Milli Gazete son derece başarılı bir habere daha imza attı, önceki gün.
Haber Müdürü Gökçen Göksal imzalı habere göre, hatalı, hatta yalan-dolan, yanlış bilgilerle dolu kitaplar üniversitelerde okutuluyor.
Mesela, kitabın 196. sayfasında yer alan paragrafta 28 Şubat 1997’de Milli Güvenlik Kurulu’nda alınan kararlardan bahsediliyor. Paragrafın devamında, “Bu kararlarla, kendisi örtülü olarak irticayı teşvik eden kişi olarak görülen RP’ye irticai faaliyetler ikrar ve itiraf ettirilmiş, Başbakan Erbakan, kararları kabul ve imzaya mecbur olmuştu” satırları dikkat çekiyor.
Gökçen, haklı olarak bu satırlara isyan ediyor; “Alenen iftira olan bu satırların yazarı anlaşılan o ki kitap da okumuyor. Avukatlığa soyunan bu kişiye sormak lazım, neye ve kime dayanarak bu satırları yazdınız Ortada bir suç ya da yanlış yok ki ikrar ve itiraf ettirilmiş olsun. İtiraf sözcüğünü kullanmanızın sebebi hikmeti ne ”

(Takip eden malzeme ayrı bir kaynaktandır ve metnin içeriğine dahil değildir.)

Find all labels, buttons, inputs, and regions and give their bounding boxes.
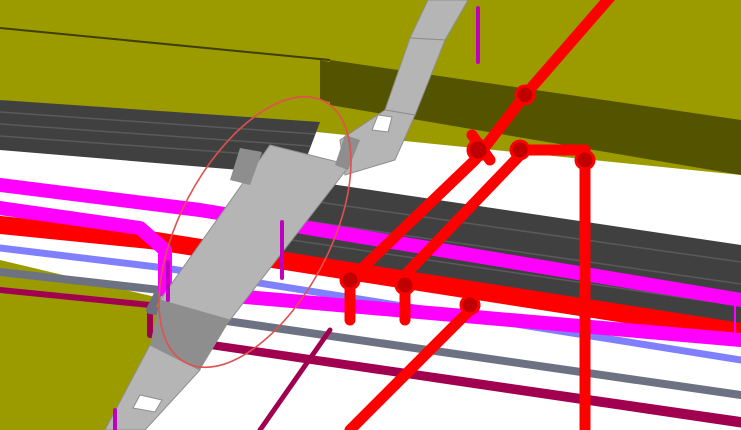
elbow-fitting-3 [509,139,531,161]
elbow-fitting-6 [459,294,481,316]
elbow-fitting-4 [339,269,361,291]
elbow-fitting-1 [466,138,490,162]
elbow-fitting-5 [394,274,416,296]
elbow-fitting-2 [514,84,536,106]
elbow-fitting-7 [574,149,596,171]
model-3d-viewport[interactable] [0,0,741,430]
slab-step-face [320,60,345,105]
crimson-drop [257,327,333,430]
bim-model-scene[interactable] [0,0,741,430]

Daha ne yalanlar, ne dolanlar! Haberin tümünü Milli Gazete sayfalarında okudunuz, okuyabilirsiniz zaten.
***
İşte bu haberin yayınlandığı gün, (5 Mart 2015) sabah saatleri…
Milli Gazete Genel Yayın Yönetmeni Mustafa Kurdaş’ın telefonu çaldı.
Arayan, Anadolu Üniversitesi Rektörü Prof. Dr. Naci Gündoğan.
Rektör Gündoğan, son derece nazik bir üslupla haberle ilgili hassasiyetini dile getirdi ve ‘gerekenin yapılacağını’ iletti, Kurdaş’a.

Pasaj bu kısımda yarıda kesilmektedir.